Also ganz ehrlich, Ja !  Es ist so, das ich mir oft gleich die Hardware kombiniere anhand der Tabellen und auch damit eine schnelle Preis-Übersicht habe. Natürlich sehe ich mir die Testberichte alle an. Und nachdem ich die Berichte gelesen habe war ich immer froh am Ende des Magazins dann noch den Einkaufsführer mit all der tollen Hardware in der Tabellen-Version hintereinander zu sehen um mir dann aus dem voranerarbeiteten Berichten meine Hardware zusammenzustellen. 
Natürlich sollte man auch nicht außer Acht lassen, das es sich bei der Rubrik schließlich auch um einen "Einkaufsführer" handelt. Dort sollte die Übersicht (wie bislang vorhanden war) Primär vorhanden sein und nicht über das Heft verteilt, welches die Qualität der Führung verschlechtert !  Meine Kaufentscheidungen habe ich fast immer anhand des Einkaufsführers getroffen. So geht es den meisten die PCGH-Lesern. Wie bereits in einem vorrangegangenen Kommentar hier von mir erwähnt, habe ich einen großen Freundes-und Bekanntenkreis, welche die Übersicht ebenso schmerzlich vermissen. Und um es auch nochmal anzusprechen: Was ist mit der CPU-Auflistung im Einkaufsführer geschehen? Die ist in dieser Ausgabe nähmlich nicht vorhanden !!  Die restliche Gestaltung, sowohl die Darstellung von Bildern und Grafiken, Tabellen etc. und auch der Berichte sind selbstverständlich von guter Qualität und auch sehr Aussagekräftig. Natürlich ist es schön das ein neues Design, Einzug gefunden hat. Bis auf die Sache mit dem Einkaufsführer. Da wünsche sowohl ich mir, als Leser der ersten Stunde, als auch viele andere die tabellarische, aufeinanderfolgende Übersicht zurück. Und denkt an die CPU-Auflistung im Einkaufsführer !!

MfG
Euer treuer Abonnement-Leser
Dragon1974


----------



## ile (31. August 2009)

Also ich muss sagen, dass ich vom neuen Heftkonzept doch recht enttäuscht bin, denn:

1. Dass teilweise Bilder seitenübergreifend gedruckt werden ist einfach nur störend.

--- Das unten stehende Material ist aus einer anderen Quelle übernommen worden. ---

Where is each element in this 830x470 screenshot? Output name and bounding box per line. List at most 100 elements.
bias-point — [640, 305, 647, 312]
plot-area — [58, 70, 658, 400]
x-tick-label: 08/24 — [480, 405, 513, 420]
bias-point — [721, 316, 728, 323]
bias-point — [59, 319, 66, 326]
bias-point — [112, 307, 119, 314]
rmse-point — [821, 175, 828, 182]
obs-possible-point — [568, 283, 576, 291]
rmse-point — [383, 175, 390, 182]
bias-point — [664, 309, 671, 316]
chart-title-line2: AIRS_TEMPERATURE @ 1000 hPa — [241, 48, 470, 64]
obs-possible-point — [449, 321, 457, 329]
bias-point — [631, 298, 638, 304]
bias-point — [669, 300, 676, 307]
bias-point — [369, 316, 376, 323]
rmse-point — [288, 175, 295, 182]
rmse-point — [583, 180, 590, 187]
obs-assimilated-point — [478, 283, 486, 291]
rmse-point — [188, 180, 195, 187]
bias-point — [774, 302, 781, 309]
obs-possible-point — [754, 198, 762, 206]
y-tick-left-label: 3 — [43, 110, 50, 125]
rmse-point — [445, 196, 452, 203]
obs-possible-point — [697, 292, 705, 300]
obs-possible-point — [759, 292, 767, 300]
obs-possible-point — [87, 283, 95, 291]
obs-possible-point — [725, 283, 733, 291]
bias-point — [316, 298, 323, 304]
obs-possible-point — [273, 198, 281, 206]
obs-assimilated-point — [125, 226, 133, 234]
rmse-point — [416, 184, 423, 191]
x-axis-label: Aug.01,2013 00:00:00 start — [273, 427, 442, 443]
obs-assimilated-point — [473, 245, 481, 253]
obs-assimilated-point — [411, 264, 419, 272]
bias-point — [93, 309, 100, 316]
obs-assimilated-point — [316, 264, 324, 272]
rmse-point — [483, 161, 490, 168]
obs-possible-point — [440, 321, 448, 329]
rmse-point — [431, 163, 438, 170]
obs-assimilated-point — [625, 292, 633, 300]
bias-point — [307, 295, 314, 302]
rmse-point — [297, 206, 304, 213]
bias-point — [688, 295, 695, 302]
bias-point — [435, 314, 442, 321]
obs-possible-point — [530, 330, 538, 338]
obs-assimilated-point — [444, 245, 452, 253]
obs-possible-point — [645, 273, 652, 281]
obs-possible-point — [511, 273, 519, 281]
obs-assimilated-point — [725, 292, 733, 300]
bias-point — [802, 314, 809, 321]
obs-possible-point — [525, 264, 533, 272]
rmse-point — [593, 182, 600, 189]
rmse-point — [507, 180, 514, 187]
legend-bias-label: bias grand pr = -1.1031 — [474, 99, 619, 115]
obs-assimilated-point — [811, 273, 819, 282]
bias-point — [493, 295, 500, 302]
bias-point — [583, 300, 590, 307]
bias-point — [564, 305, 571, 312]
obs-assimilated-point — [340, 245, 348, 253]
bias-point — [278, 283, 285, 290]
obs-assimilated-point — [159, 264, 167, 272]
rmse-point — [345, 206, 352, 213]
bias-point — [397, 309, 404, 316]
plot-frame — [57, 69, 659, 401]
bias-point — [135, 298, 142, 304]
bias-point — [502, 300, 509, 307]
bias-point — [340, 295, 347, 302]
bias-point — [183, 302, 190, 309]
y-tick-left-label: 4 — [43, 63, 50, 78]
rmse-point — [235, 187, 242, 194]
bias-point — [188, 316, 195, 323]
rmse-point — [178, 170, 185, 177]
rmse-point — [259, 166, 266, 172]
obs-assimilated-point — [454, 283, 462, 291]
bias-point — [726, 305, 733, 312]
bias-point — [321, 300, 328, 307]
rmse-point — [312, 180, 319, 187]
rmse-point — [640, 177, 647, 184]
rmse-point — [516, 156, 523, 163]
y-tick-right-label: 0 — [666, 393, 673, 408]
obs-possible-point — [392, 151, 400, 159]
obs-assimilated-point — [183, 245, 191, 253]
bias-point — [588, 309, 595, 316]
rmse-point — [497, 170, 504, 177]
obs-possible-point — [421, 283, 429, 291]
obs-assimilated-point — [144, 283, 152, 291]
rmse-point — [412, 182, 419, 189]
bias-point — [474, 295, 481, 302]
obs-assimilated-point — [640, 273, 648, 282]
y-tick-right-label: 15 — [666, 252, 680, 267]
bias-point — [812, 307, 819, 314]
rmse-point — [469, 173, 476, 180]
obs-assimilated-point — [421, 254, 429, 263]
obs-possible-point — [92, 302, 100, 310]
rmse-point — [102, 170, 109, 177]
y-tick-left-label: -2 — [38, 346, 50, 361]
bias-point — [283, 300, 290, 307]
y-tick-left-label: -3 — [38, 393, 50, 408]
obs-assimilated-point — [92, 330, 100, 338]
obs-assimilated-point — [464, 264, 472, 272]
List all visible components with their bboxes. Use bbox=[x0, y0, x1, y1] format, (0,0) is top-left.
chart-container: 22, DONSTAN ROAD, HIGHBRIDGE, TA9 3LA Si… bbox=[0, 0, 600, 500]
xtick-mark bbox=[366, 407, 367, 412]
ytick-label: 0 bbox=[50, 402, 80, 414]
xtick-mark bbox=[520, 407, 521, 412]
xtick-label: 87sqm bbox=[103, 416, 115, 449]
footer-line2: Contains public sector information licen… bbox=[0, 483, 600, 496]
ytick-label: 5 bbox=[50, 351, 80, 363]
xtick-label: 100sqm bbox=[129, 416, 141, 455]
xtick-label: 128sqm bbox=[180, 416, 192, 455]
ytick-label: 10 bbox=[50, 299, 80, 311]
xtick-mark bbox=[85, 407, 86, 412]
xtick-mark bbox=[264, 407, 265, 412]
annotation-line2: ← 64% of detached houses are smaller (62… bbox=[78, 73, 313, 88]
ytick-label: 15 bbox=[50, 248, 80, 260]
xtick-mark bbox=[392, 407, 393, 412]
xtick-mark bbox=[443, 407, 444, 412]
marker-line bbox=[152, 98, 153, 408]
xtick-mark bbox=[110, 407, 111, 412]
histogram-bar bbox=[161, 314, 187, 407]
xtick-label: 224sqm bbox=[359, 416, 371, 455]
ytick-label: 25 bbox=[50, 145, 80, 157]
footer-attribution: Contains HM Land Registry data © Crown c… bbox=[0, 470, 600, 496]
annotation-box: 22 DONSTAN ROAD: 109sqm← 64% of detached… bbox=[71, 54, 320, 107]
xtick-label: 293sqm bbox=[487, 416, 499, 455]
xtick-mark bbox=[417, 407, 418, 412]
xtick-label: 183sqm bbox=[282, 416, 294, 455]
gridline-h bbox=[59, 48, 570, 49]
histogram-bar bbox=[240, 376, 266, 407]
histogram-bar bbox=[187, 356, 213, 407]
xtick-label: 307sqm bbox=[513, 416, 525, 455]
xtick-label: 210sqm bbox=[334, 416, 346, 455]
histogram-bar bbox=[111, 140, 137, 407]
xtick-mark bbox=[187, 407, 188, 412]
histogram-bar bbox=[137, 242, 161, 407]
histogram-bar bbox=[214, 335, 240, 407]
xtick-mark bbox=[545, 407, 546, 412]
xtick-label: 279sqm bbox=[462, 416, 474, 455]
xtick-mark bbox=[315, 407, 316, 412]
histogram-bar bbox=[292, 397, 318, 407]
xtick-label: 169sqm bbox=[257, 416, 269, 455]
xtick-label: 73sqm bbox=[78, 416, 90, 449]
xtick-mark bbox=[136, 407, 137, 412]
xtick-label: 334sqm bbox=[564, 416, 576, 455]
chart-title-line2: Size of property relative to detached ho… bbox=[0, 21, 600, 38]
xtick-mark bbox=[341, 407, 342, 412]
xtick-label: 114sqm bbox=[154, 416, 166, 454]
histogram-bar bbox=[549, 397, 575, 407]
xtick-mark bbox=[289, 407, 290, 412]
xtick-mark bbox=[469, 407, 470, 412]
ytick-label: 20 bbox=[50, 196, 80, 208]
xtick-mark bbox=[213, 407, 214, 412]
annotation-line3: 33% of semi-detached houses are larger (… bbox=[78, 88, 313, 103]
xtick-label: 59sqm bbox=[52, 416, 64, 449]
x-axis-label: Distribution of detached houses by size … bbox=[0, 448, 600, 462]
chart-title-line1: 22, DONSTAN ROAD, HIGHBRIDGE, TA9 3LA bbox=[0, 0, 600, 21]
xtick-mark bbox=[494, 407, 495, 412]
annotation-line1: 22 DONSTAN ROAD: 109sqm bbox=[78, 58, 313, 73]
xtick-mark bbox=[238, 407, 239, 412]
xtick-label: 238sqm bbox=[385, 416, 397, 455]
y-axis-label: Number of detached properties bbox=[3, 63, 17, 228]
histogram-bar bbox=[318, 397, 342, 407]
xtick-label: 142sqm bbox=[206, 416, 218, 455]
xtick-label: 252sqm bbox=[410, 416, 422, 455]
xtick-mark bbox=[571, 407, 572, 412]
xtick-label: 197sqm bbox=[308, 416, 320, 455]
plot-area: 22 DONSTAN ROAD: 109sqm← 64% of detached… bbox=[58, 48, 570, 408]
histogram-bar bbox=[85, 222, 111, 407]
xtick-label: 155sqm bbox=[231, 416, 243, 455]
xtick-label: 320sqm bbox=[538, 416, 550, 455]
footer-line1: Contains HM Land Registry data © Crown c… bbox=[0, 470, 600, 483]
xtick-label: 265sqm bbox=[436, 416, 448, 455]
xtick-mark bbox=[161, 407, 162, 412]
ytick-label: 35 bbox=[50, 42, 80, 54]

2. Dass der Einkaufsführer jetzt so in Einzelstücke zerteilt wurde, ist wirklich unpraktisch!

3. Mir gefielen die alten Kategorien (also Tests, Praxis, ...) definitiv besser!!!

4. "Extended-Konzept für alle" - Das ist ja wohl ein Witz!!! Es ist ja wohl eindeutig, dass in der neuen PCGH weniger Inhalt ist, als es in einer Extended-Version war. Ich finde es einfach sehr traurig und bin total enttäuscht.

5. Was interessieren mich bitteschön Tests von Notebook-journal.de??? Wenn es nicht genügend Redakteure gibt, um das Heft zu füllen, dann muss halt noch jemand eingestellt werden, aber Artikel von irgendwelchen anderen, deren Wertungskriterien total anders sind als von PCGH (Dadurch sind die Notebooks untereinander nicht zu vergleichen), braucht's wirklich nicht!!!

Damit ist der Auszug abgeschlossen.